The Beerhouse Act 1830

The Beerhouse Act


The Beerhouse Act 1830

The Beerhouse Act 1830 was an Act of the Parliament of the United Kingdom, which liberalised the regulations governing the brewing and sale of beer. Sometimes known as the “Duke of Wellington Beer Act” as it was the Duke of Wellington’s government in situ at that time. It was modified by subsequent legislation and finally repealed in 1993.

The precursor to the Beerhouse Act was the Alehouse Act 1828, which established a general annual licensing meeting to be held in every city, town, division, county and riding, for the purposes of granting licences to inns, alehouses and victualling (i.e. provision of food) houses to sell excisable liquors to be drunk on the premises.

Enacted two years later, the Beerhouse Act enabled any rate-payer to brew and sell beer on payment of a licence costing two guineas (£2.10 in decimal currency, not adjusted for inflation). The intention was to increase competition between brewers; lowering prices and encouraging people to drink beer instead of strong spirits. It resulted in the opening of thousands of new public houses and breweries throughout the country, particularly in the rapidly expanding industrial centres of the north of England. The All Nations was one of these Brewhouses.

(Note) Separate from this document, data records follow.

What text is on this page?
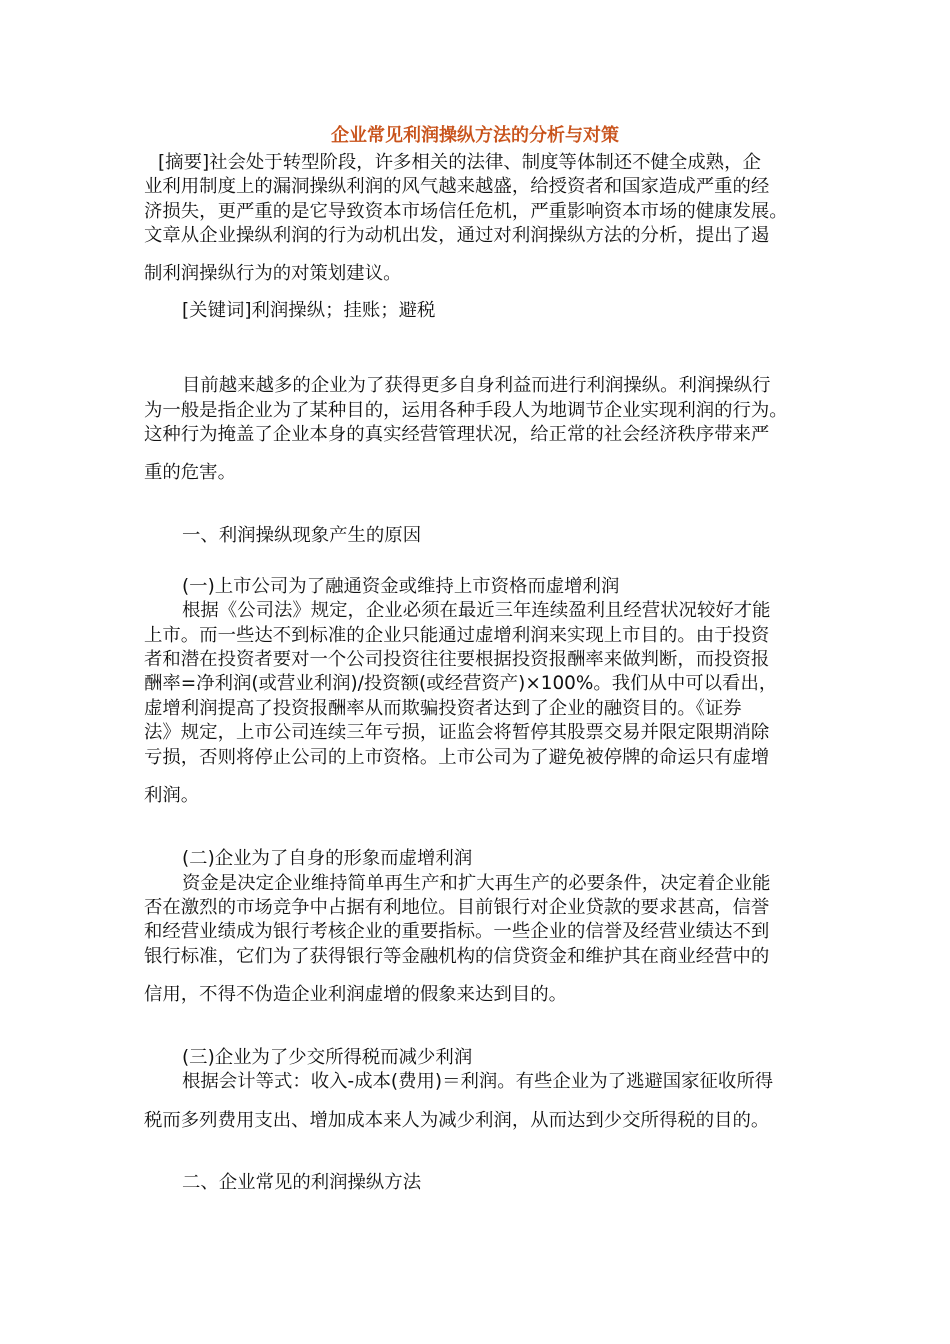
企业常见利润操纵方法的分析与对策
[摘要]社会处于转型阶段，许多相关的法律、制度等体制还不健全成熟，企
业利用制度上的漏洞操纵利润的风气越来越盛，给授资者和国家造成严重的经
济损失，更严重的是它导致资本市场信任危机，严重影响资本市场的健康发展。
文章从企业操纵利润的行为动机出发，通过对利润操纵方法的分析，提出了遏
制利润操纵行为的对策划建议。
[关键词]利润操纵；挂账；避税
目前越来越多的企业为了获得更多自身利益而进行利润操纵。利润操纵行
为一般是指企业为了某种目的，运用各种手段人为地调节企业实现利润的行为。
这种行为掩盖了企业本身的真实经营管理状况，给正常的社会经济秩序带来严
重的危害。
一、利润操纵现象产生的原因
(一)上市公司为了融通资金或维持上市资格而虚增利润
根据《公司法》规定，企业必须在最近三年连续盈利且经营状况较好才能
上市。而一些达不到标准的企业只能通过虚增利润来实现上市目的。由于投资
者和潜在投资者要对一个公司投资往往要根据投资报酬率来做判断，而投资报
酬率=净利润(或营业利润)/投资额(或经营资产)×100%。我们从中可以看出，
虚增利润提高了投资报酬率从而欺骗投资者达到了企业的融资目的。《证券
法》规定，上市公司连续三年亏损，证监会将暂停其股票交易并限定限期消除
亏损，否则将停止公司的上市资格。上市公司为了避免被停牌的命运只有虚增
利润。
(二)企业为了自身的形象而虚增利润
资金是决定企业维持简单再生产和扩大再生产的必要条件，决定着企业能
否在激烈的市场竞争中占据有利地位。目前银行对企业贷款的要求甚高，信誉
和经营业绩成为银行考核企业的重要指标。一些企业的信誉及经营业绩达不到
银行标准，它们为了获得银行等金融机构的信贷资金和维护其在商业经营中的
信用，不得不伪造企业利润虚增的假象来达到目的。
(三)企业为了少交所得税而减少利润
根据会计等式：收入-成本(费用)＝利润。有些企业为了逃避国家征收所得
税而多列费用支出、增加成本来人为减少利润，从而达到少交所得税的目的。
二、企业常见的利润操纵方法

 According to the Act, Parliament considered it was “expedient for the better supplying the public with Beer in England, to give greater facilities for the sale thereof, than was then afforded by licences to keepers of Inns, Alehouses, and Victualling Houses.”

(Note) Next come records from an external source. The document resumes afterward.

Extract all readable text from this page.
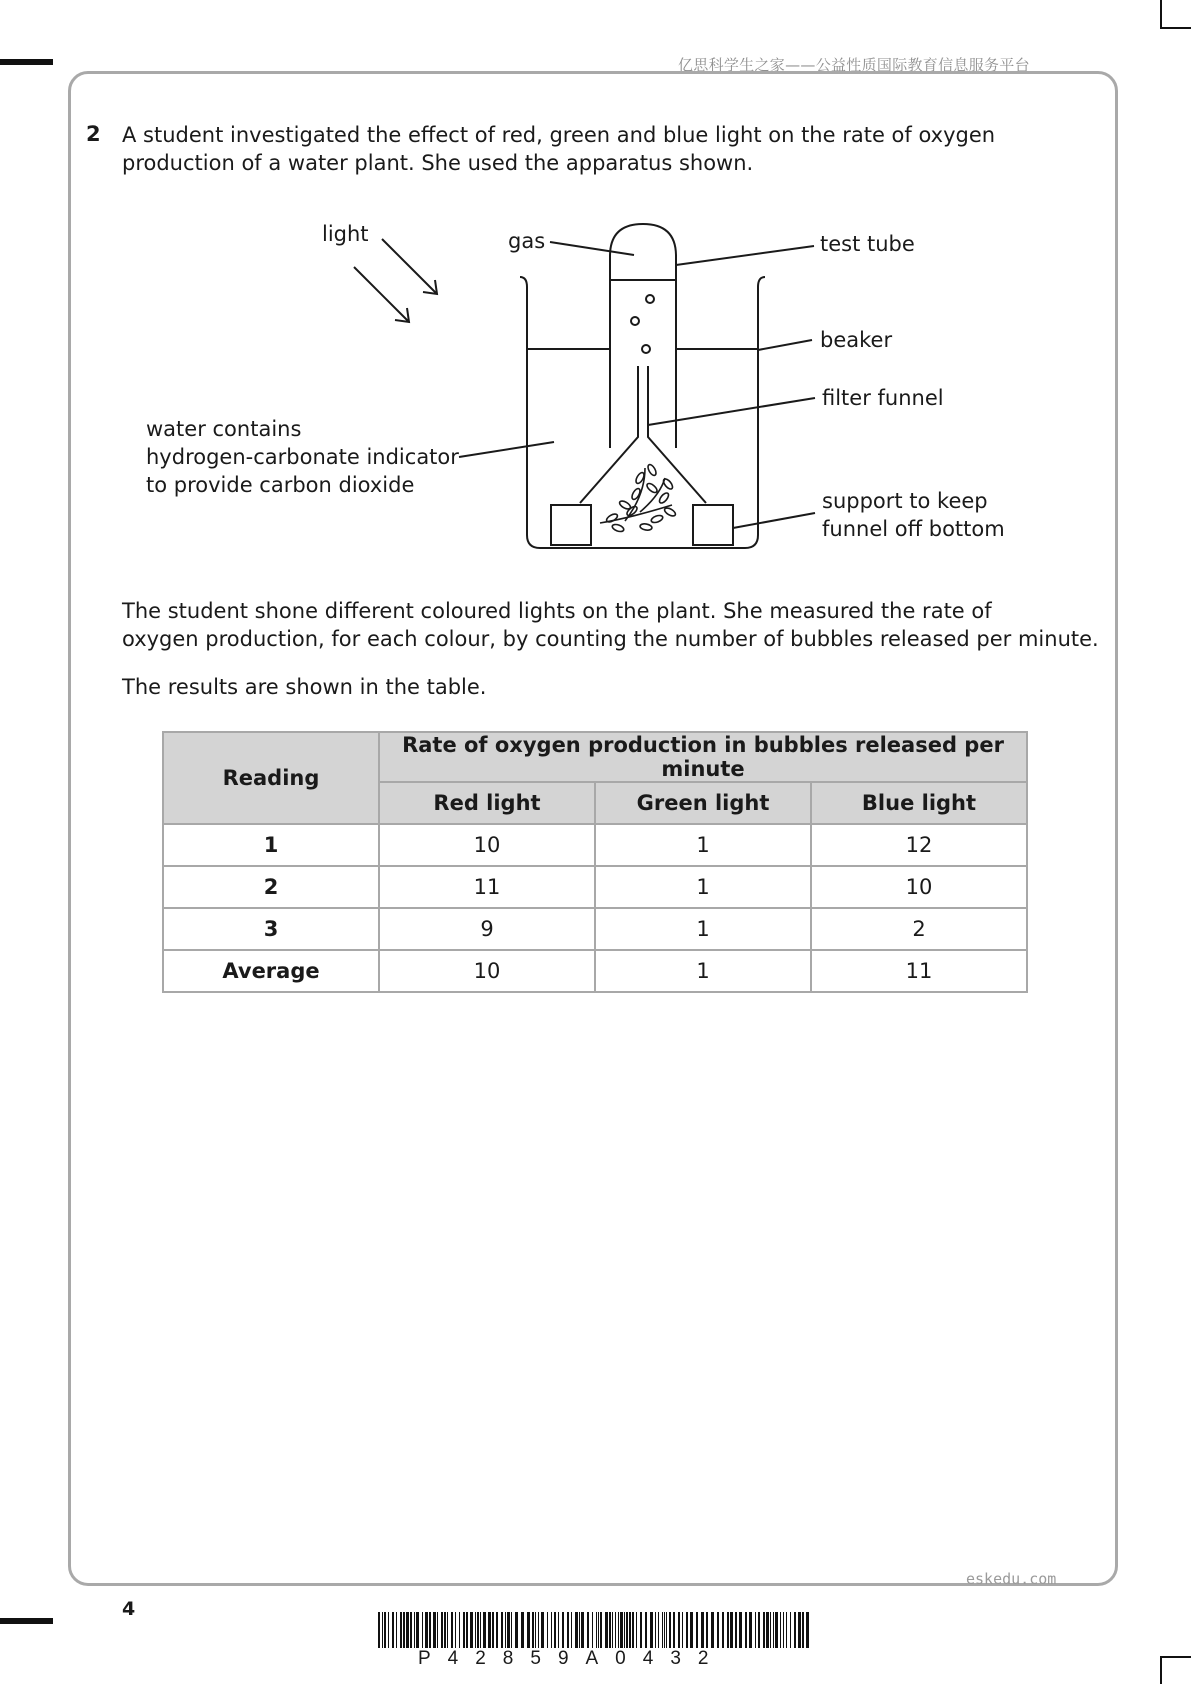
亿思科学生之家——公益性质国际教育信息服务平台
2 A student investigated the effect of red, green and blue light on the rate of oxygen

production of a water plant. She used the apparatus shown.

light	gas	test tube
beaker
filter funnel
water contains
hydrogen-carbonate indicator
to provide carbon dioxide
support to keep
funnel off bottom

The student shone different coloured lights on the plant. She measured the rate of

oxygen production, for each colour, by counting the number of bubbles released per minute.

The results are shown in the table.

Reading	Rate of oxygen production in bubbles released per minute		
	Red light	Green light	Blue light
1	10	1	12
2	11	1	10
3	9	1	2
Average	10	1	11
eskedu.com
4
P42859A0432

The Act’s supporters hoped that by increasing competition in the brewing and sale of beer, and thus lowering its price, the population might be weaned off more alcoholic drinks such as gin. But it proved to be controversial, removing as it did the monopoly of local magistrates to lucratively regulate local trade in alcohol, and not applying retrospectively to those who already ran public houses. It was also denounced as promoting drunkenness.

By 1841 licences under the new law had been issued to 45,500 commercial brewers. One factor in the Act was the dismantling of provisions for detailed recording of licences, which were restored by subsequent regulatory legislation: the Wine and Beerhouse Act 1869.

The final remaining provisions of the Act were repealed on 11 November 1993. The passage of the Act during the reign of King William IV led to many taverns and public houses being named in his honour; he remains “the most popular monarch among pub names”. The second most popular at the time being “The Duke of Wellington” for the reasons given above.

Can we all raise a glass to the Duke of Wellington for his foresight and consummate wisdom as without him you would not be reading this with a pint in your hand in the All Nations today!